The weekend of March 26, 2016, 11 puzzle enthusiasts gathered in Los Altos to playtest Microsoft Puzzlehunt 17. There was Rich and Rachel and Nina and Yuan and Dan and Jesse and Eric and Laura and Kekoa and Cynthia. Years before, I'd playtested an earlier MSPH so that I could help GC the Bay Area simulcast, thus giving me an excuse to dress up as the angel of death. For this hunt, there would be no such simulcast, but I helped playtest anyhow.
It was fun! I got to solve with some folks who would normally be on other teams. Some more folks got to see Rich's excellent "World's Best Puzzler" t-shirt. Here are some spoiler-free notes.
MSPH has run into an issue that other hunts have. The "prize" for winning a hunt was the privilege of running the next year's hunt. When it worked it was great. But what happened when a team won but didn't have puzzle-hunt-running skills/enthusiasm to match puzzle-hunt-winning skills/enthusiasm? What's the "Plan B"?
Lately, MSPH has been spreading out the puzzle-writing load. Some folks still need to figure out the overall organization. But they farm out a lot of the puzzle writing to puzzle designers who will play in the hunt. So some puzzle writer on Team A writes eight puzzles, some puzzle writer on Team B writes eight puzzles, and so on. During the hunt, a puzzle writer recuses themselves from working on puzzles that they wrote. Since a puzzle-solving team solves several puzzles at a time, there's always something for a puzzle writer to do.
This slightly tweaks the playtesting experience. You don't want to compile feedback for all the puzzles into one document and fling it over the fence to GC. You don't want that puzzle writer from Team A seeing the spoiler-drenched feedback for the puzzle written by the writer from Team B. Instead, we wrote up our feedback for each puzzle immediately after solving; we sent each puzzle's feedback directly to that puzzle's author[s] instead of to some GC mailing list.
This felt odd. I'm used to puzzlehunt GC teams with a mix of experience: some folks who've survived many GCs, some folks writing their first puzzle. Facing feedback when you're new is kind of scary. That puzzle you wrote is special, you're kind of attached to it, not like after you've written 100 puzzles and think "plenty more where that came from". You haven't built up a bag of tricks for incorporating feedback; you realize you have to change something, but struggling to put it together from first principles. In that situation, it's good for everyone to see everyone else's feedback. The beginner can get practical advice on how to handle their feedback (and, incidentally, see how a grown-up handles feedback).

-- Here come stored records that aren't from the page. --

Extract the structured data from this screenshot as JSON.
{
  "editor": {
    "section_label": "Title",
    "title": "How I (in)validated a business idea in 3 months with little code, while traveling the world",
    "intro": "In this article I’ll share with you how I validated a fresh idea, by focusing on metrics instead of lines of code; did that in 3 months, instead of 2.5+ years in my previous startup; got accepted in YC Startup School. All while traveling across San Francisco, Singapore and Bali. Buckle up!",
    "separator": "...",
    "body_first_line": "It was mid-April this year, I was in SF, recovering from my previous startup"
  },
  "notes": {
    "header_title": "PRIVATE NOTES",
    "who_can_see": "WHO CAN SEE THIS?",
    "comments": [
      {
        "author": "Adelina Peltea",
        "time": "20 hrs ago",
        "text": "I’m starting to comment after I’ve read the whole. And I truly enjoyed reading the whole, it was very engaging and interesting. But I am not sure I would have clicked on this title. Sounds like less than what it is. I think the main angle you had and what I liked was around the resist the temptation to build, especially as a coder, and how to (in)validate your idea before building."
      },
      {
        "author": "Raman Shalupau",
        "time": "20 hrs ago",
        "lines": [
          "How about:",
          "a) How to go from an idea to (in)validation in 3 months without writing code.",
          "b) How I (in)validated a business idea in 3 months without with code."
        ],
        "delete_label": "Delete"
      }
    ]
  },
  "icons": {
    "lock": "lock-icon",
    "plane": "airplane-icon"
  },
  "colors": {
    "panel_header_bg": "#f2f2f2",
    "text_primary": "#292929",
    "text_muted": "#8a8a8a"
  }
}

Maybe the MSPH situation was different, though. I'd heard of some of these puzzle designers though I'm no Seattlite. This wasn't their first rodeo. Maybe all the puzzle writers were grizzled veterans who could handle feedback on their own?
We set aside 36 hours to finish; we used less than that. Maybe because we were puzzling badasses. (Some among us were; not me, though.) Mostly because this was an early playtest; some puzzles were of the form THIS PUZZLE HAS NOT BEEN WRITTEN YET, here are things you will need when staring at some meta…. I was over-provisioned. Learning from my experience with the MIT Mystery Hunt a few weeks before, I'd brought a spare change of clothes, toiletries, plentiful snacks. I did not need these things for the hunt. But they were still good. In the woozy day that followed as I struggled to whack my circadian rhythm back on track, I was pretty glad to have an outfit picked out and a bag of cookies requiring no prepration.